Cumhuriyetçi Türk Partisi Milletvekili Erkut Şahali sosyal medyadan paylaştığı bir açıklama ile Cumhurbaşkanı Mustafa Mustafa Akıncı'nın sözlerini eleştirdi. Şahali, Akıncı'nın "Esas şekillenmekte olan halkın iradesi Meclis’in dışındadır." sözlerini hatırlatarak "ayın Cumhurbaşkanı’nın hükümetle ilgili görüşüne sonuna kadar katılmakla birlikte, meclis hakkında yaptığı değerlendirmeye hiç katılmıyor, çok tehlikeli buluyor ve sözlerinin maksadını aştığını düşünüyorum." dedi.

İşte Şahali'nin o açıklaması:

“Akıncı tam olarak ne dedi? “Halkın iradesiyle Meclis’teki azınlık hükümetinin iradesinin aynı olmadığı kanaatindeyim. Esas şekillenmekte olan halkın iradesi Meclis’in dışındadır. Görülmekte olan budur. Tüm bulgular, veriler ve araştırmalar onu söylüyor."

Sayın Cumhurbaşkanı Mustafa Akıncı'nın azınlık hükümetinin halk iradesini yansıtmadığı düşüncesine aynen katılıyorum. Ben de bu şekilde düşündüğüm için zaten onlara "dar tabanlı, çok parçalı azınlık hükümeti" sıfatını yakıştırıp kullanıyorum.

Ancak; "Esas şekillenmekte olan halkın iradesi Meclis’in dışındadır." demek de neyin nesi!

Sayın Akıncı'nın seçilmesine vesile olan ve halk iradesini yansıtan %60 küsürlük destekle, meclisin oluşmasını sağlayan irade aynı biçimde ortaya çıkmadı mı? Dahası Sayın Cumhurbaşkanı’nın sahip olduğu halk iradesine dayalı destekle, Meclisi oluşturan irade bir sonraki seçime kadar geçerli değil mi?

Meclisimizin oluşmasını sağlayan halk iradesi olduğuna göre, bu iradenin miadı, gelecek genel seçimlere kadardır.
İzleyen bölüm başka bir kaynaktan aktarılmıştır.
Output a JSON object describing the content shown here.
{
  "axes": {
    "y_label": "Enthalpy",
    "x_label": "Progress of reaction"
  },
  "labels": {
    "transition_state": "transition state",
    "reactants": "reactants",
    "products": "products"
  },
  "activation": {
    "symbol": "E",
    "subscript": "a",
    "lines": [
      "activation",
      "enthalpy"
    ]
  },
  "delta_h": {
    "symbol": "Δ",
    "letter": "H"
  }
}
Meclisteki halk iradesinin %40'ının vücut bulduğu Cumhuriyetçi Türk Partisi'ne mensup bir milletvekili olarak, Sayın Cumhurbaşkanı’nın hükümetle ilgili görüşüne sonuna kadar katılmakla birlikte, meclis hakkında yaptığı değerlendirmeye hiç katılmıyor, çok tehlikeli buluyor ve sözlerinin maksadını aştığını düşünüyorum.

Bizlerin de desteğiyle, yürütmekte olduğu müzakerelerde bir anlaşmaya varılması halinde, bu anlaşmayı referanduma götürecek yasa bu meclisten çıkmak zorundadır. Meşruiyetini bizzat kendisinin tartışılır hale getirdiği bir meclisin bu konuda atacağı adım hak ettiği itibarı görür mü?

Bu son sorduğum soruyu çok önemli buluyor ve bu dönemde herkesin ağzından çıkacak her kelimeyi hassasiyetle taramak zorunda olduğunun altını çizmeyi görev sayıyorum.”